Not staying in hotels is huge. Your typical mainstream hotels are notoriously wasteful. Those little shampoo bottles and excessive towels, not to mention a flat screen tv in every room are not alleviating any environmental problems – just the opposite. It’s excessively out of control. We kind of secretly (maybe not so secretly) wish that those who can’t see the absurdity would one-way travel their asses to the moon, no layovers.
Reducing the number of flights taken also dramatically reduces your carbon footprint. Keep flying to a minimum. Once you arrive, rely on ground transportation to get around the city and country. Avoid the trend jet-setting and hopping around via plane like it’s pogo stick with wings. There are ways to offset the carbon footprint of your flight, and while it’s a good idea, there’s room for improvement. Reducing your flights has a bigger and more definite impact. Also, PLANES SHOULD BE SOLAR AND WIND-POWERED BY NOW DAMMIT. Get on it, airlines.
3. Slow Travel is Healthier for You
Constant travel is exhausting. Ever heard the phrase, “I need a vacation from my vacation?” Due to the American illness of incessant productivity, many feel that travel should be a back to back, balls to walls, affair. Trying to shove everything into a short period time means lots of running around and sleeping in airports or on trains. Sleep is essential for health and wellbeing and if you ignore it, burnout will come for you like the TSA reaper, prodding all your privates with a drug-detecting scythe.

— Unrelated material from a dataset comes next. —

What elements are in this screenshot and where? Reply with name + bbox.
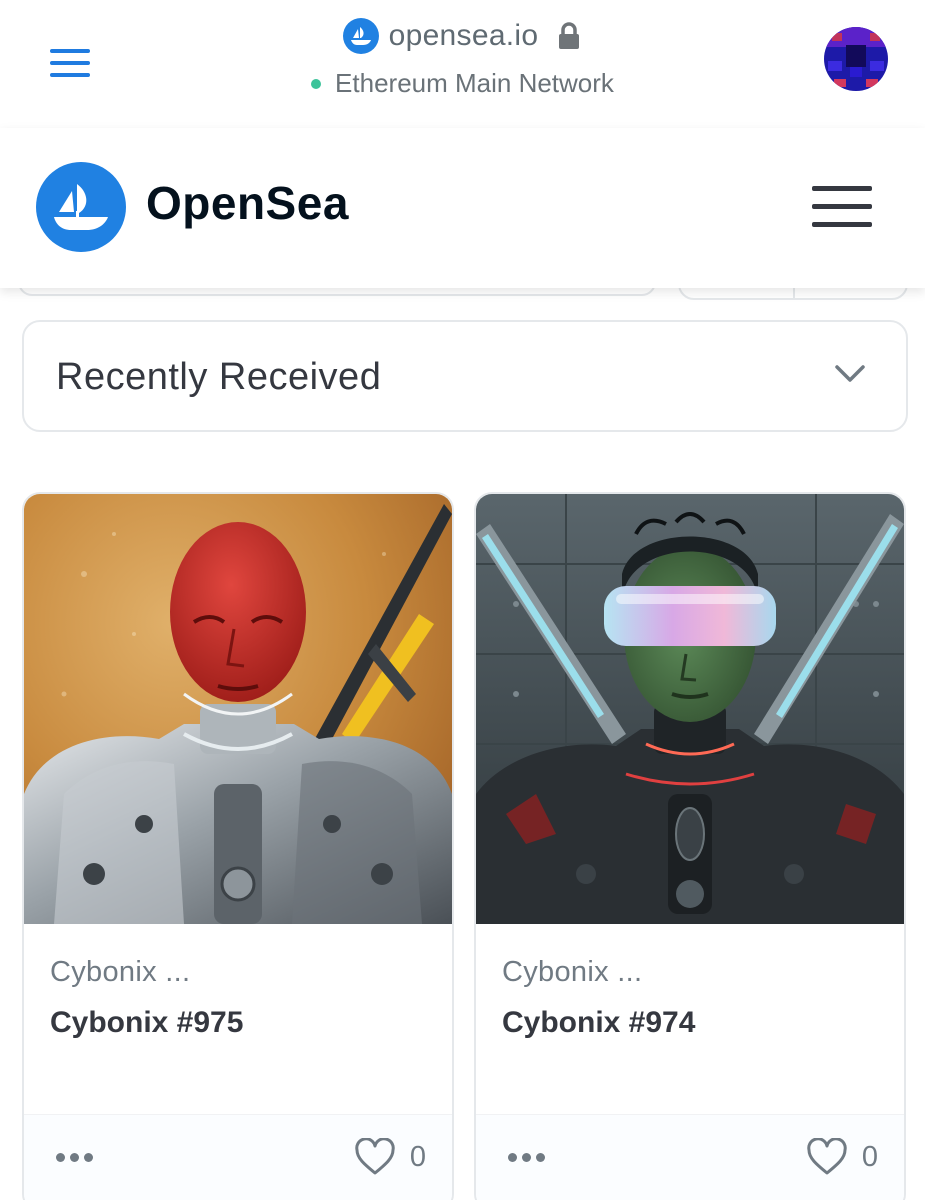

Traveling slowly means you can eat at home more often which is vastly healthier than eating out. If you house sit, you can cook. If you’re visiting a friend, you can cook together. Eating local food is an integral part of traveling and one we love to enjoy. But unless you’re somewhere where eating out is ridiculously cheap, like Thailand or Vietnam, or slightly less so, like Spain, you likely won’t want to eat every meal out.
Staying in one place for longer means you can establish a workout routine, like going for a run, doing yoga, or traveling with an elastic band set like we do. These are things it is hard to take time for when fast traveling, but are essential for staying healthy!
4. Slow Travel is Cheaper
Again, house sitting is the answer here. Can you tell we love house sitting? Still, it’s not everyone’s cup of tea. Many Airbnb listings often give a discount for long-term stays (get $40 off your first Airbnb stay with this link!).

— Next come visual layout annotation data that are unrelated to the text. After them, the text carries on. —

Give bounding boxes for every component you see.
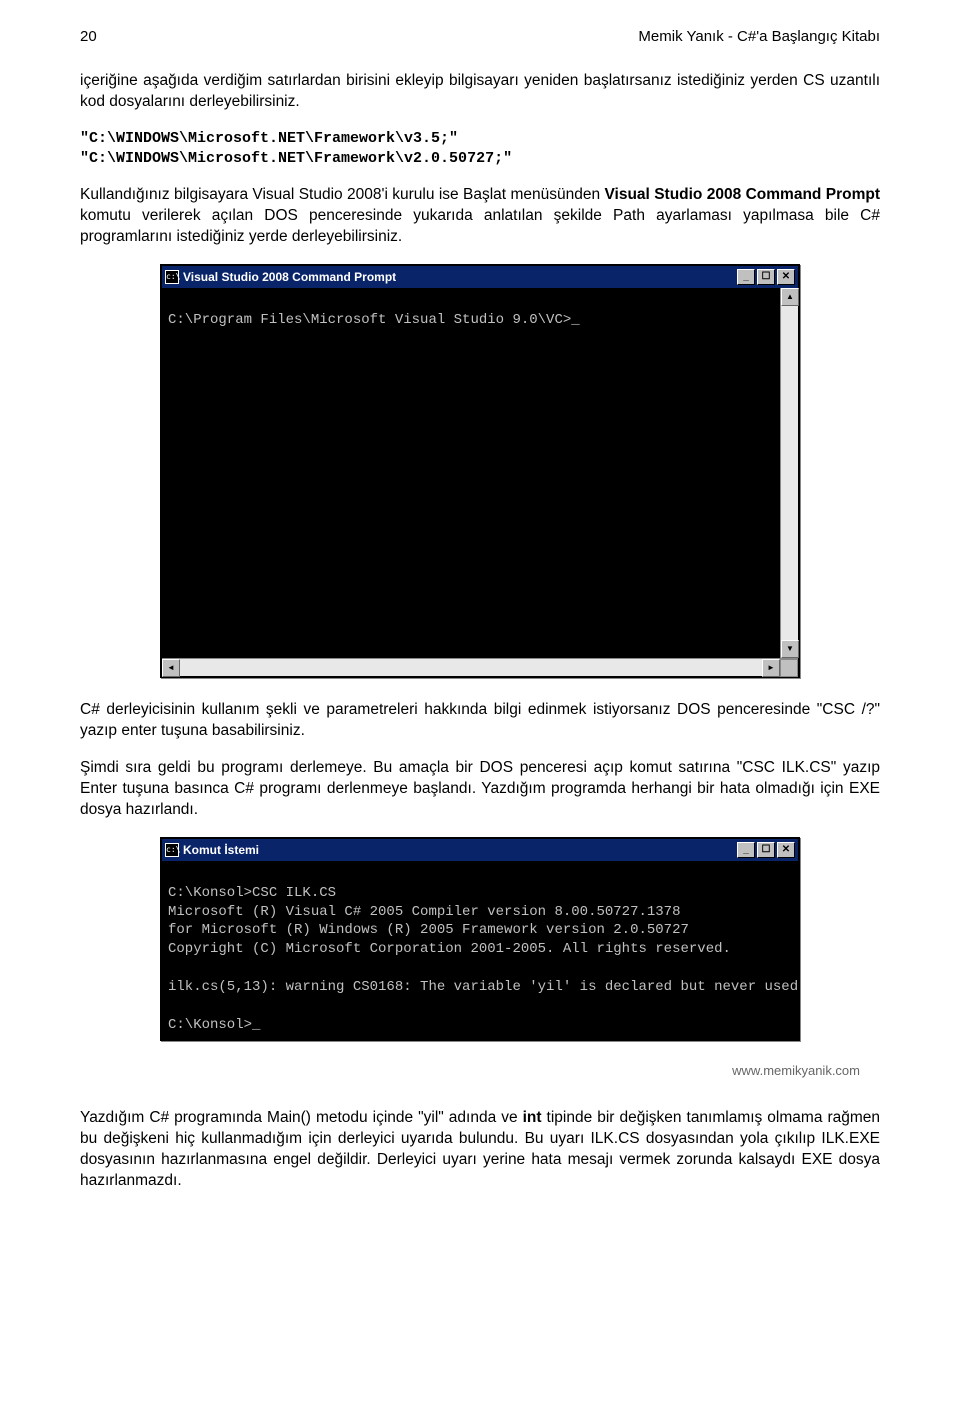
paragraph-5a: Yazdığım C# programında Main() metodu iç…	[80, 1109, 523, 1126]
paragraph-2b-bold: Visual Studio 2008 Command Prompt	[604, 186, 880, 203]
maximize-button[interactable]: ☐	[757, 269, 775, 285]
terminal-icon: c:\	[165, 843, 179, 857]
scroll-right-icon[interactable]: ►	[762, 659, 780, 677]
title-bar: c:\ Komut İstemi _ ☐ ✕	[162, 839, 798, 861]
terminal-icon: c:\	[165, 270, 179, 284]
page-title: Memik Yanık - C#'a Başlangıç Kitabı	[638, 28, 880, 45]
paragraph-2a: Kullandığınız bilgisayara Visual Studio …	[80, 186, 604, 203]
page-header: 20 Memik Yanık - C#'a Başlangıç Kitabı	[80, 28, 880, 45]
paragraph-1: içeriğine aşağıda verdiğim satırlardan b…	[80, 71, 880, 113]
window-controls: _ ☐ ✕	[737, 842, 795, 858]
window-controls: _ ☐ ✕	[737, 269, 795, 285]
terminal-content-area: C:\Program Files\Microsoft Visual Studio…	[162, 288, 798, 658]
close-button[interactable]: ✕	[777, 842, 795, 858]
terminal-output: C:\Konsol>CSC ILK.CS Microsoft (R) Visua…	[162, 861, 798, 1039]
minimize-button[interactable]: _	[737, 842, 755, 858]
page-number: 20	[80, 28, 97, 45]
scroll-track[interactable]	[781, 306, 798, 640]
paragraph-2: Kullandığınız bilgisayara Visual Studio …	[80, 185, 880, 248]
paragraph-3: C# derleyicisinin kullanım şekli ve para…	[80, 700, 880, 742]
terminal-output: C:\Program Files\Microsoft Visual Studio…	[162, 288, 780, 658]
scroll-track-h[interactable]	[180, 659, 762, 676]
paragraph-5: Yazdığım C# programında Main() metodu iç…	[80, 1108, 880, 1192]
minimize-button[interactable]: _	[737, 269, 755, 285]
title-bar-left: c:\ Visual Studio 2008 Command Prompt	[165, 270, 396, 284]
watermark: www.memikyanik.com	[80, 1063, 880, 1078]
maximize-button[interactable]: ☐	[757, 842, 775, 858]
title-bar-left: c:\ Komut İstemi	[165, 843, 259, 857]
scroll-left-icon[interactable]: ◄	[162, 659, 180, 677]
vertical-scrollbar[interactable]: ▲ ▼	[780, 288, 798, 658]
window-title: Visual Studio 2008 Command Prompt	[183, 270, 396, 284]
scrollbar-corner	[780, 659, 798, 677]
scroll-up-icon[interactable]: ▲	[781, 288, 799, 306]
terminal-window-komut: c:\ Komut İstemi _ ☐ ✕ C:\Konsol>CSC ILK…	[160, 837, 800, 1041]
window-title: Komut İstemi	[183, 843, 259, 857]
title-bar: c:\ Visual Studio 2008 Command Prompt _ …	[162, 266, 798, 288]
code-block-paths: "C:\WINDOWS\Microsoft.NET\Framework\v3.5…	[80, 129, 880, 170]
paragraph-5b-bold: int	[523, 1109, 542, 1126]
terminal-window-vs2008: c:\ Visual Studio 2008 Command Prompt _ …	[160, 264, 800, 678]
horizontal-scrollbar[interactable]: ◄ ►	[162, 658, 798, 676]
paragraph-4: Şimdi sıra geldi bu programı derlemeye. …	[80, 758, 880, 821]
paragraph-2c: komutu verilerek açılan DOS penceresinde…	[80, 207, 880, 245]
terminal-body-wrap: C:\Program Files\Microsoft Visual Studio…	[162, 288, 780, 658]
close-button[interactable]: ✕	[777, 269, 795, 285]
scroll-down-icon[interactable]: ▼	[781, 640, 799, 658]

Staying in a place with a kitchen allows you to buy groceries and cook your own meals. Veren loves seeing different grocery stores in different countries. Eating at home isn’t only better for you, it’s also cheaper.
Traveling less means less money spent on transportation. Duh! Once you’ve got your home base, walk, bike, or take public transit.
Sticking around in one place longer also means you can choose when to go to attractions and take advantage of free days or nights to save more money.
We can’t stress it enough. Slow travel doesn’t have a particular face or look. Whether it means spending a month per year in one spot or going every other weekend to a small town or historical site that’s a train ride away, traveling slowly means not being in a hurry. It means taking your time to savor the moment and the journey, whatever that may be.